Discover the Countryside Near Rome
When we first moved to Rome we made a decision about how we would spend our time here. Instead of using Rome as a base to explore Europe's great cities we chose instead to stick close to home. In our first years, we drove to charming hill towns and soaked in sulfury hot springs. We explored beaches in summer and deepest winter and found places to eat on country roads and next to volcanic lakes. Nothing was more than a two-hour drive and we rarely left the region of Lazio.
After a few years, we got busy with life and found favorite places that we returned to over and over. Our exploring deepened instead of widened.
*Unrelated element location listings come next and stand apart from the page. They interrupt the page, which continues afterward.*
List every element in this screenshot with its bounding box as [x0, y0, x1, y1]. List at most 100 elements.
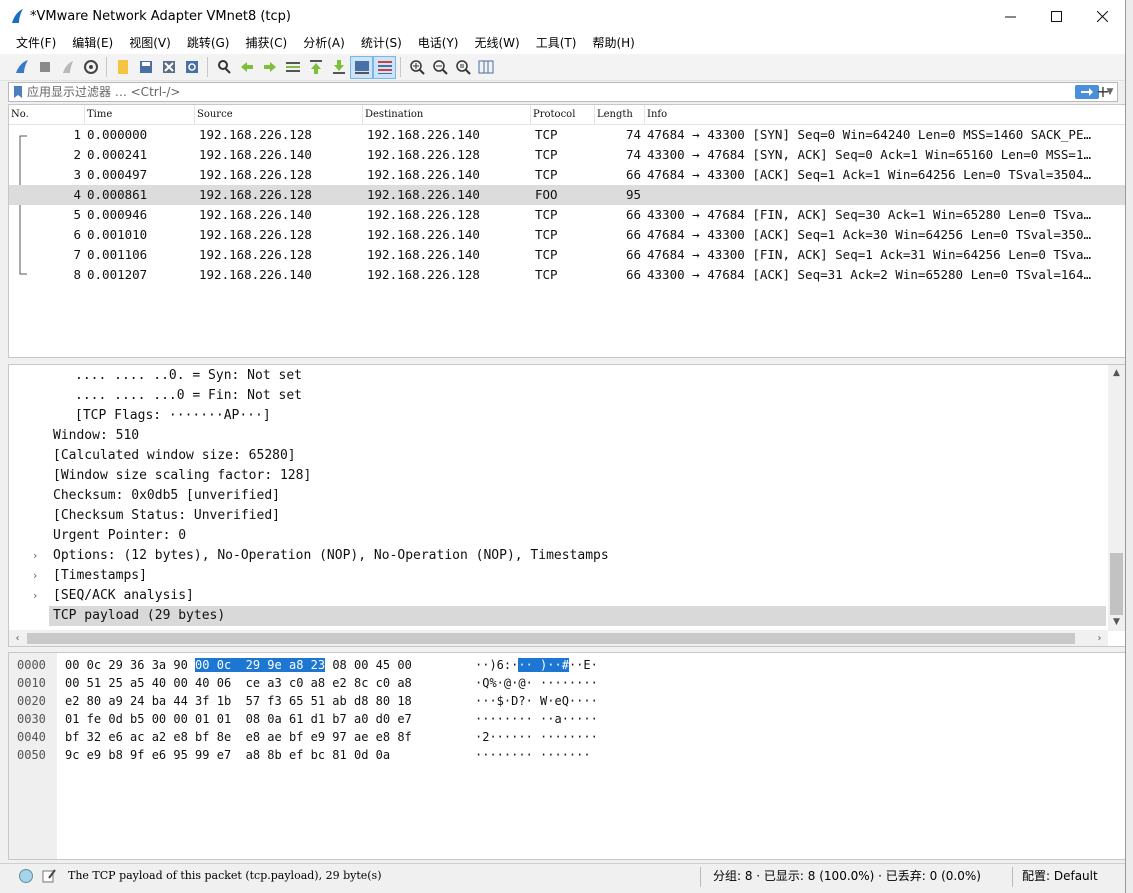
- expand-arrow-icon[interactable]: ›: [33, 586, 37, 606]
- scrollbar-thumb[interactable]: [27, 633, 1075, 644]
- expand-arrow-icon[interactable]: ›: [33, 546, 37, 566]
- filter-bookmark-icon[interactable]: [9, 83, 27, 101]
- column-header-time[interactable]: Time: [85, 105, 195, 125]
- menu-edit[interactable]: 编辑(E): [64, 32, 121, 54]
- details-tree-item[interactable]: [TCP Flags: ·······AP···]: [71, 406, 271, 426]
- expand-arrow-icon[interactable]: ›: [33, 566, 37, 586]
- field-info-text: The TCP payload of this packet (tcp.payl…: [68, 869, 382, 882]
- colorize-icon[interactable]: [373, 55, 396, 79]
- column-header-no[interactable]: No.: [9, 105, 85, 125]
- zoom-normal-icon[interactable]: [451, 56, 474, 79]
- details-tree-item[interactable]: Window: 510: [49, 426, 139, 446]
- packet-protocol: FOO: [535, 187, 558, 202]
- bytes-offset: 0000: [17, 658, 46, 672]
- edit-comment-icon[interactable]: [41, 868, 57, 884]
- details-tree-item[interactable]: [Timestamps]: [49, 566, 147, 586]
- details-horizontal-scrollbar[interactable]: ‹ ›: [9, 630, 1108, 646]
- menu-statistics[interactable]: 统计(S): [353, 32, 410, 54]
- menu-go[interactable]: 跳转(G): [179, 32, 238, 54]
- bytes-hex[interactable]: 00 0c 29 36 3a 90 00 0c 29 9e a8 23 08 0…: [65, 656, 412, 674]
- packet-row[interactable]: 1 0.000000 192.168.226.128 192.168.226.140 T…: [9, 125, 1125, 145]
- expert-info-icon[interactable]: [18, 868, 34, 884]
- status-separator: [700, 867, 701, 887]
- display-filter-input[interactable]: [27, 85, 1075, 99]
- details-tree-item[interactable]: [Window size scaling factor: 128]: [49, 466, 311, 486]
- close-icon[interactable]: [1079, 0, 1125, 32]
- minimize-icon[interactable]: [987, 0, 1033, 32]
- restart-capture-icon[interactable]: [56, 56, 79, 79]
- scroll-up-icon[interactable]: ▲: [1108, 365, 1125, 382]
- packet-source: 192.168.226.140: [199, 207, 312, 222]
- column-header-info[interactable]: Info: [645, 105, 1125, 125]
- go-first-packet-icon[interactable]: [304, 56, 327, 79]
- close-file-icon[interactable]: [157, 56, 180, 79]
- bytes-ascii[interactable]: ········ ··a·····: [475, 710, 598, 728]
- menu-capture[interactable]: 捕获(C): [237, 32, 295, 54]
- bytes-hex[interactable]: 9c e9 b8 9f e6 95 99 e7 a8 8b ef bc 81 0…: [65, 746, 390, 764]
- resize-columns-icon[interactable]: [474, 56, 497, 79]
- packet-row[interactable]: 3 0.000497 192.168.226.128 192.168.226.140 T…: [9, 165, 1125, 185]
- start-capture-icon[interactable]: [10, 56, 33, 79]
- bytes-ascii[interactable]: ·Q%·@·@· ········: [475, 674, 598, 692]
- packet-row[interactable]: 7 0.001106 192.168.226.128 192.168.226.140 T…: [9, 245, 1125, 265]
- go-forward-icon[interactable]: [258, 56, 281, 79]
- details-tree-item[interactable]: [Calculated window size: 65280]: [49, 446, 296, 466]
- column-header-protocol[interactable]: Protocol: [531, 105, 595, 125]
- menu-wireless[interactable]: 无线(W): [467, 32, 528, 54]
- packet-info: 47684 → 43300 [ACK] Seq=1 Ack=30 Win=642…: [647, 227, 1092, 242]
- go-last-packet-icon[interactable]: [327, 56, 350, 79]
- maximize-icon[interactable]: [1033, 0, 1079, 32]
- bytes-ascii[interactable]: ···$·D?· W·eQ····: [475, 692, 598, 710]
- bytes-hex[interactable]: 01 fe 0d b5 00 00 01 01 08 0a 61 d1 b7 a…: [65, 710, 412, 728]
- auto-scroll-icon[interactable]: [350, 55, 373, 79]
- scroll-left-icon[interactable]: ‹: [9, 630, 26, 646]
- find-packet-icon[interactable]: [212, 56, 235, 79]
- add-filter-button[interactable]: +: [1094, 83, 1112, 101]
- bytes-hex[interactable]: e2 80 a9 24 ba 44 3f 1b 57 f3 65 51 ab d…: [65, 692, 412, 710]
- menu-file[interactable]: 文件(F): [8, 32, 64, 54]
- column-header-source[interactable]: Source: [195, 105, 363, 125]
- column-header-destination[interactable]: Destination: [363, 105, 531, 125]
- capture-options-icon[interactable]: [79, 56, 102, 79]
- menu-analyze[interactable]: 分析(A): [295, 32, 353, 54]
- details-tree-item[interactable]: Checksum: 0x0db5 [unverified]: [49, 486, 280, 506]
- column-header-length[interactable]: Length: [595, 105, 645, 125]
- menu-telephony[interactable]: 电话(Y): [410, 32, 467, 54]
- packet-details-pane: .... .... ..0. = Syn: Not set.... .... .…: [8, 364, 1125, 647]
- packet-row[interactable]: 5 0.000946 192.168.226.140 192.168.226.128 T…: [9, 205, 1125, 225]
- details-tree-item[interactable]: [SEQ/ACK analysis]: [49, 586, 194, 606]
- stop-capture-icon[interactable]: [33, 56, 56, 79]
- menu-help[interactable]: 帮助(H): [584, 32, 642, 54]
- details-vertical-scrollbar[interactable]: ▲ ▼: [1108, 365, 1125, 631]
- display-filter-bar: ▼: [8, 82, 1118, 102]
- go-back-icon[interactable]: [235, 56, 258, 79]
- details-tree-item[interactable]: .... .... ...0 = Fin: Not set: [71, 386, 302, 406]
- details-tree-item[interactable]: [Checksum Status: Unverified]: [49, 506, 280, 526]
- bytes-ascii[interactable]: ··)6:··· )··#··E·: [475, 656, 598, 674]
- scroll-right-icon[interactable]: ›: [1091, 630, 1108, 646]
- menu-tools[interactable]: 工具(T): [528, 32, 585, 54]
- bytes-hex[interactable]: 00 51 25 a5 40 00 40 06 ce a3 c0 a8 e2 8…: [65, 674, 412, 692]
- bytes-hex[interactable]: bf 32 e6 ac a2 e8 bf 8e e8 ae bf e9 97 a…: [65, 728, 412, 746]
- save-file-icon[interactable]: [134, 56, 157, 79]
- bytes-ascii[interactable]: ·2······ ········: [475, 728, 598, 746]
- go-to-packet-icon[interactable]: [281, 56, 304, 79]
- reload-file-icon[interactable]: [180, 56, 203, 79]
- open-file-icon[interactable]: [111, 56, 134, 79]
- details-tree-item[interactable]: Urgent Pointer: 0: [49, 526, 186, 546]
- zoom-out-icon[interactable]: [428, 56, 451, 79]
- details-tree-item[interactable]: .... .... ..0. = Syn: Not set: [71, 366, 302, 386]
- details-tree-item[interactable]: TCP payload (29 bytes): [49, 606, 1106, 626]
- scrollbar-thumb[interactable]: [1110, 553, 1123, 615]
- menu-view[interactable]: 视图(V): [121, 32, 179, 54]
- packet-row[interactable]: 6 0.001010 192.168.226.128 192.168.226.140 T…: [9, 225, 1125, 245]
- packet-no: 7: [73, 247, 81, 262]
- details-tree-item[interactable]: Options: (12 bytes), No-Operation (NOP),…: [49, 546, 609, 566]
- packet-row[interactable]: 8 0.001207 192.168.226.140 192.168.226.128 T…: [9, 265, 1125, 285]
- bytes-ascii[interactable]: ········ ·······: [475, 746, 591, 764]
- packet-row[interactable]: 4 0.000861 192.168.226.128 192.168.226.140 F…: [9, 185, 1125, 205]
- packet-row[interactable]: 2 0.000241 192.168.226.140 192.168.226.128 T…: [9, 145, 1125, 165]
- zoom-in-icon[interactable]: [405, 56, 428, 79]
- scroll-down-icon[interactable]: ▼: [1108, 614, 1125, 631]
- profile-text[interactable]: 配置: Default: [1022, 864, 1098, 888]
When I got the invitation from Italy Indeed to join a Camera di Commercio di Roma endeavour to highlight some of Lazio’s lesser-known places I was thrilled to ignite that exploring spark again.
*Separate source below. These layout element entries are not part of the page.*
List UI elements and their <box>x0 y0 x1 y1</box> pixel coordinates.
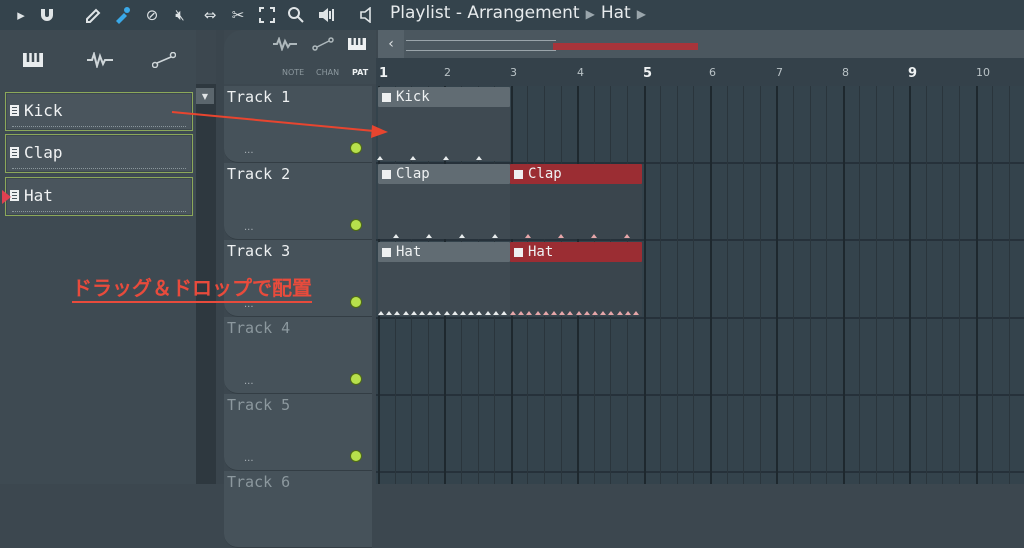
drag-arrow-overlay <box>171 111 388 138</box>
drag-arrow-head-icon <box>371 125 388 138</box>
drag-arrow-line <box>171 111 375 132</box>
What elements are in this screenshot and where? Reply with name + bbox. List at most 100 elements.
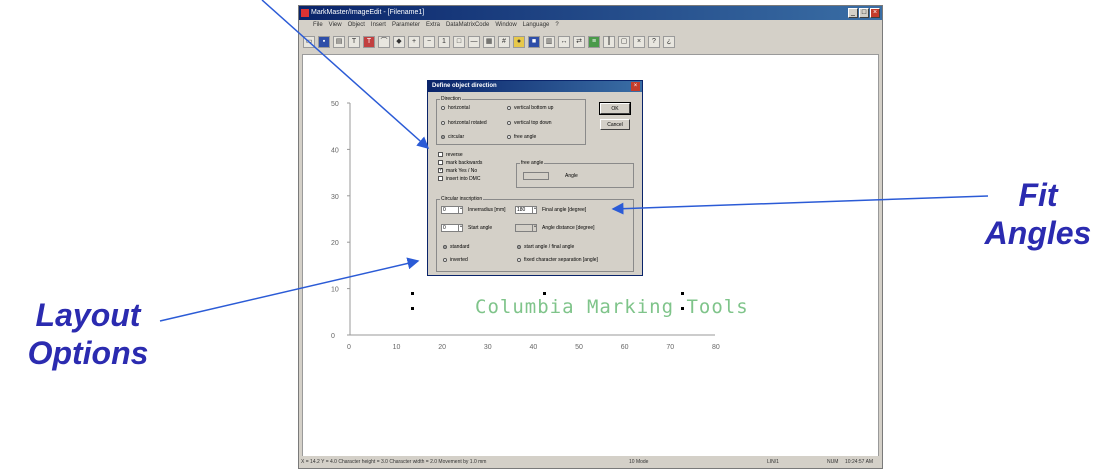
text-icon[interactable]: T xyxy=(348,36,360,48)
menu-bar: File View Object Insert Parameter Extra … xyxy=(299,20,882,30)
mark-icon[interactable]: ■ xyxy=(528,36,540,48)
radio-label: horizontal xyxy=(448,105,470,111)
status-num: NUM xyxy=(827,459,839,465)
delete-icon[interactable]: × xyxy=(633,36,645,48)
menu-datamatrix[interactable]: DataMatrixCode xyxy=(446,20,489,30)
radio-circle-selected xyxy=(443,244,447,249)
menu-language[interactable]: Language xyxy=(523,20,550,30)
radio-fixed-separation[interactable]: fixed character separation [angle] xyxy=(517,257,598,263)
checkbox-label: mark Yes / No xyxy=(446,168,478,174)
marking-text[interactable]: Columbia Marking Tools xyxy=(475,296,749,318)
open-icon[interactable]: ▭ xyxy=(303,36,315,48)
radio-standard[interactable]: standard xyxy=(443,244,469,250)
status-mode: 10 Mode xyxy=(629,459,649,465)
menu-object[interactable]: Object xyxy=(348,20,365,30)
x-tick-label: 10 xyxy=(393,344,401,351)
radio-free-angle[interactable]: free angle xyxy=(507,134,536,140)
callout-line: Angles xyxy=(984,215,1092,251)
radio-vertical-bottom-up[interactable]: vertical bottom up xyxy=(507,105,553,111)
radio-vertical-top-down[interactable]: vertical top down xyxy=(507,120,552,126)
menu-view[interactable]: View xyxy=(329,20,342,30)
check-mark-backwards[interactable]: mark backwards xyxy=(438,160,482,166)
checkbox xyxy=(438,160,443,166)
inner-radius-spinner[interactable]: ▴ xyxy=(458,206,463,214)
y-tick-label: 10 xyxy=(331,287,339,294)
cancel-button[interactable]: Cancel xyxy=(600,119,630,130)
check-reverse[interactable]: reverse xyxy=(438,152,463,158)
maximize-button[interactable]: □ xyxy=(859,8,869,18)
zoom-fit-icon[interactable]: □ xyxy=(453,36,465,48)
selection-handle[interactable] xyxy=(543,292,546,295)
zoom-in-icon[interactable]: + xyxy=(408,36,420,48)
ok-button[interactable]: OK xyxy=(599,102,631,115)
menu-window[interactable]: Window xyxy=(495,20,516,30)
table-icon[interactable]: ▥ xyxy=(543,36,555,48)
radio-circular[interactable]: circular xyxy=(441,134,464,140)
check-insert-dmc[interactable]: insert into DMC xyxy=(438,176,480,182)
radio-circle xyxy=(441,120,445,125)
close-button[interactable]: × xyxy=(870,8,880,18)
frame-icon[interactable]: ▢ xyxy=(618,36,630,48)
menu-insert[interactable]: Insert xyxy=(371,20,386,30)
radio-label: inverted xyxy=(450,257,468,263)
align-icon[interactable]: ≡ xyxy=(588,36,600,48)
radio-start-final-angle[interactable]: start angle / final angle xyxy=(517,244,574,250)
start-angle-spinner[interactable]: ▴ xyxy=(458,224,463,232)
x-tick-label: 0 xyxy=(347,344,351,351)
dialog-close-icon[interactable]: × xyxy=(631,82,640,91)
y-tick-label: 30 xyxy=(331,194,339,201)
arc-text-icon[interactable]: ⌒ xyxy=(378,36,390,48)
y-tick-label: 40 xyxy=(331,147,339,154)
angle-label: Angle xyxy=(565,173,578,179)
text-frame-icon[interactable]: T xyxy=(363,36,375,48)
line-icon[interactable]: — xyxy=(468,36,480,48)
title-bar[interactable]: MarkMaster/ImageEdit - [Filename1] _ □ × xyxy=(299,6,882,20)
grid-icon[interactable]: # xyxy=(498,36,510,48)
selection-handle[interactable] xyxy=(411,307,414,310)
color-icon[interactable]: ● xyxy=(513,36,525,48)
menu-file[interactable]: File xyxy=(313,20,323,30)
zoom-out-icon[interactable]: − xyxy=(423,36,435,48)
datamatrix-icon[interactable]: ▦ xyxy=(483,36,495,48)
barcode-icon[interactable]: ║ xyxy=(603,36,615,48)
toolbar: ▭ ▪ ▤ T T ⌒ ◆ + − 1 □ — ▦ # ● ■ ▥ ↔ ⇄ ≡ … xyxy=(301,32,880,52)
menu-extra[interactable]: Extra xyxy=(426,20,440,30)
save-icon[interactable]: ▪ xyxy=(318,36,330,48)
angle-distance-spinner[interactable]: ▴ xyxy=(532,224,537,232)
radio-circle-selected xyxy=(441,134,445,139)
radio-circle xyxy=(443,257,447,262)
callout-fit-angles: Fit Angles xyxy=(968,176,1108,252)
zoom-1-1-icon[interactable]: 1 xyxy=(438,36,450,48)
radio-inverted[interactable]: inverted xyxy=(443,257,468,263)
dialog-title[interactable]: Define object direction xyxy=(428,81,642,92)
checkbox-label: insert into DMC xyxy=(446,176,481,182)
menu-help[interactable]: ? xyxy=(555,20,558,30)
move-icon[interactable]: ↔ xyxy=(558,36,570,48)
flip-icon[interactable]: ⇄ xyxy=(573,36,585,48)
logo-icon[interactable]: ◆ xyxy=(393,36,405,48)
selection-handle[interactable] xyxy=(681,292,684,295)
minimize-button[interactable]: _ xyxy=(848,8,858,18)
radio-horizontal-rotated[interactable]: horizontal rotated xyxy=(441,120,487,126)
context-help-icon[interactable]: ¿ xyxy=(663,36,675,48)
selection-handle[interactable] xyxy=(411,292,414,295)
free-angle-input[interactable] xyxy=(523,172,549,180)
x-tick-label: 40 xyxy=(530,344,538,351)
radio-label: fixed character separation [angle] xyxy=(524,257,598,263)
print-icon[interactable]: ▤ xyxy=(333,36,345,48)
final-angle-spinner[interactable]: ▴ xyxy=(532,206,537,214)
radio-label: vertical bottom up xyxy=(514,105,554,111)
status-time: 10:24:57 AM xyxy=(845,459,874,465)
check-mark-yes-no[interactable]: ✓ mark Yes / No xyxy=(438,168,477,174)
angle-distance-label: Angle distance [degree] xyxy=(542,225,595,231)
radio-horizontal[interactable]: horizontal xyxy=(441,105,470,111)
radio-label: standard xyxy=(450,244,470,250)
circular-group-label: Circular inscription xyxy=(440,196,484,202)
help-icon[interactable]: ? xyxy=(648,36,660,48)
x-tick-label: 20 xyxy=(438,344,446,351)
menu-parameter[interactable]: Parameter xyxy=(392,20,420,30)
selection-handle[interactable] xyxy=(681,307,684,310)
free-angle-label: free angle xyxy=(520,160,545,166)
checkbox-label: reverse xyxy=(446,152,463,158)
checkbox xyxy=(438,152,443,158)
When you are planning your visit to Rome, consider adding a day or two to your trip and do some of your own exploring in the Lazio countryside.
Agriturismo L’Oca Bianco
Do you remember that episode in Portlandia where the diners grill their server about the chicken? If you loved the joke, you will certainly love Agriturismo L’Oca Bianco. You will find it near the town of Palestrina with its ancient cyclopean walls and magnificent mosaic. Come for a meal or stay the night at this working farm. We were met by Lucca who showed us baby donkeys, noisy geese that were herded by a charming goat who thinks he is a dog and flocks of egg-laying hens happily pecking in a field next to newly baled hay. He talked about the challenges and costs of growing healthy and sustainable food while we swiped the last of the Summer blackberries off prickly bushes and kicked the first of the Fall chestnut from our path.
Fattoria la Sonnina
Do you love cheese? Of course you do. During a visit to Fattoria la Sonnina you can try your hand at making it yourself. While we waited for the litres of freshly gathered sheep's milk to heat to the appropriate temperature we were served such on a shady veranda of the farmhouse with a view of Genazzano. We ate the local pasta dish, gnocchetti a cod’e soreca, that isn’t gnocchi at all but a long pasta shape said to look like a mouse tail! After many more plates of farm-grown vegetables and home-baked sweets, it was back to cheese making. There was lots of stirring, with a special tree branch, and vigorous pressing into plastic forms and voila we had made primo sale, a fresh soft cheese.
Agriturismo Colle Tocci
The road to Subiaco twists and turns as it climbs the steep Monti Simbruini and when we arrive at the Agriturismo Colle Tocci the cool mountain breeze is most welcome. As were the plates of goat cheese we snacked on before rolling and twisting the strozzapretti pasta that would be our dinner. I watched the sunset over the mountains turning from hazy blues to deep purples and soft pinks that reminded me of my Smokey Mountain hometown. For dinner, we drank a crisp Cesanese rose with our pasta and pork roast. A severely bitter Genziana delle Pecore digestivo provided the perfect balance for a day full of eating. I fell asleep to the summer sound of crickets in the trees.
Torrino dei Gelsi
Just outside of Tivoli is the tranquil Torrino dei Gelsi. This 10-hectare country escape comes complete with a stone farmhouse with a sleeping dog at the threshold, silvery olive groves and leafy mulberry trees. We visited a renovated structure with looms and moth rearing houses and learned about the silk cultivation that served as the farms main activity in the 18th century. Today the farm produces award-winning olive oil. Before we headed back to Rome we had what was promised as a “light” lunch of orzo risotto with chunks of sausage served in a bread bowl, paccheri carbonara and cheese stuffed involtini. Our glasses were never empty of cold white wine. If stargazing is your thing, know that there is very little light pollution here and there is a very powerful telescope available to overnight guests.